Szymek doskonale raczkuje, siada i staje przy wszystkim co się da, ostatnio próbuje "chodzić" za pchaczem.Ale za to słabo mówi, rzadko mama, tata, baba.Robi papa, wie co to znaczy "daj", podaje ręke na cześć.
 
Moja Ninka robi postępy z dnia na dzień. Jeżeli chodzi o rozwój motoryczny to raczkuje w tempie błyskawicznym, wstaje trzymając się czegoś rączką, potrafi ze stania zejść do siedzenia, chodzi trzymając się mebli, potrafi usiąść z raczkowania.Też myślę, że do świąt zacznie sama chodzić, czasami stoi nie trzymając się niczego.

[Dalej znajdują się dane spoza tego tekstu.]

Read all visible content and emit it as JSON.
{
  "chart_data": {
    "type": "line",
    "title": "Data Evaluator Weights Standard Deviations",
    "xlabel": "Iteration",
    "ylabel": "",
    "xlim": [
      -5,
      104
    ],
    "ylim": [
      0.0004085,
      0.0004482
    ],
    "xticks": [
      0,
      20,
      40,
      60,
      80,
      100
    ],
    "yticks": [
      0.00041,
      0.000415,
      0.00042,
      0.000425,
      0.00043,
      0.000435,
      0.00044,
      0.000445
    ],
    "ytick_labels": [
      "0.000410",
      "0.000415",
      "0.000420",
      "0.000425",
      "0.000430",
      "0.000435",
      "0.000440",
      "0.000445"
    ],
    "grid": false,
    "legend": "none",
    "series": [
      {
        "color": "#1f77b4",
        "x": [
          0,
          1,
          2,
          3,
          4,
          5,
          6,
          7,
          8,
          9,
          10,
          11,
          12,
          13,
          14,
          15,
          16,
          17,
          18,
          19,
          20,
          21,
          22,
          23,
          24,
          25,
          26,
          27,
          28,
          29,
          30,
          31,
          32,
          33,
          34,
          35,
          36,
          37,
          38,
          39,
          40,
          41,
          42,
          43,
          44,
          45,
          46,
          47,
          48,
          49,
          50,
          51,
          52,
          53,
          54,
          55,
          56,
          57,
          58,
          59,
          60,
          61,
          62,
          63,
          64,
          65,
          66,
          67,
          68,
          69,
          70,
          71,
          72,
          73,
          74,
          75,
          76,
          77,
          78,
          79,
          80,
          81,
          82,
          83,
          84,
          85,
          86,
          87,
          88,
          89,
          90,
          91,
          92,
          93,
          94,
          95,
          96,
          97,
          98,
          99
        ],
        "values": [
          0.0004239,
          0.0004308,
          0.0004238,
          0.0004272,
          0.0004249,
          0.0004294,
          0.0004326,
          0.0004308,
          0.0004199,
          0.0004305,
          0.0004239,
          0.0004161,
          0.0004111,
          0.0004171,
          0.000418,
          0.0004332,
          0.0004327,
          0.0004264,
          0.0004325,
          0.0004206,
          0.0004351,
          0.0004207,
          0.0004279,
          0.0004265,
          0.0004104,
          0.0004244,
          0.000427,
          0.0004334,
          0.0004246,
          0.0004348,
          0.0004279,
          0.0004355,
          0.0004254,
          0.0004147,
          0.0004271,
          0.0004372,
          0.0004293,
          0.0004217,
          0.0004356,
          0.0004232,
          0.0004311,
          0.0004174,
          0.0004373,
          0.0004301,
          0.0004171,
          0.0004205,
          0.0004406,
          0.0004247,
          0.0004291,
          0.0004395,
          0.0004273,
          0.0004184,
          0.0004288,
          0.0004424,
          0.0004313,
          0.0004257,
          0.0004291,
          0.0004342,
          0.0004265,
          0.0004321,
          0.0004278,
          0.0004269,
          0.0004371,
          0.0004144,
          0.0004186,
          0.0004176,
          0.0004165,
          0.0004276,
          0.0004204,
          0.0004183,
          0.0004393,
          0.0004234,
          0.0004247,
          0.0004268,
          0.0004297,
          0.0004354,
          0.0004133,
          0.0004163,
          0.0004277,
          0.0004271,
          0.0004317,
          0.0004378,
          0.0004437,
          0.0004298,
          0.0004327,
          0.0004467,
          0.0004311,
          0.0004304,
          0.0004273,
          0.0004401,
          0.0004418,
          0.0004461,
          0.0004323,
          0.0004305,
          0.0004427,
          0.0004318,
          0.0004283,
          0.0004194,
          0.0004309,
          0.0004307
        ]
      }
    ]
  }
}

Mówi już mama, tata, dada, nie, to, ostatnio cały czas mówi bazia bazia- jeszcze nie wiem co to znaczy. Robi ładnie papa, uwielbia się bawić w akuku, tańczy do muzyki.
 
reklama
Nasza Mała też od niedawna raczkuje. Tydzień z małą nawiązką. Wcześniej się czołgała. Teraz już i siada i siedzi. Podnosi się na kolankach i coraz częściej na nóżkach, ale jeszcze nie łapie dobrze równowagi.
Robi pa pa, kręci głową, macha nogami jak słyszy muzykę, daje rączkę na cześć i dzień dobry. Mama mówi bardzo rzadko, głównie baba i buba i jakieś takie niezrozumiałe ciągi sylabowe tworzy. Za to piszcze jak oszalała i to sprawia jej ogromną frajdę.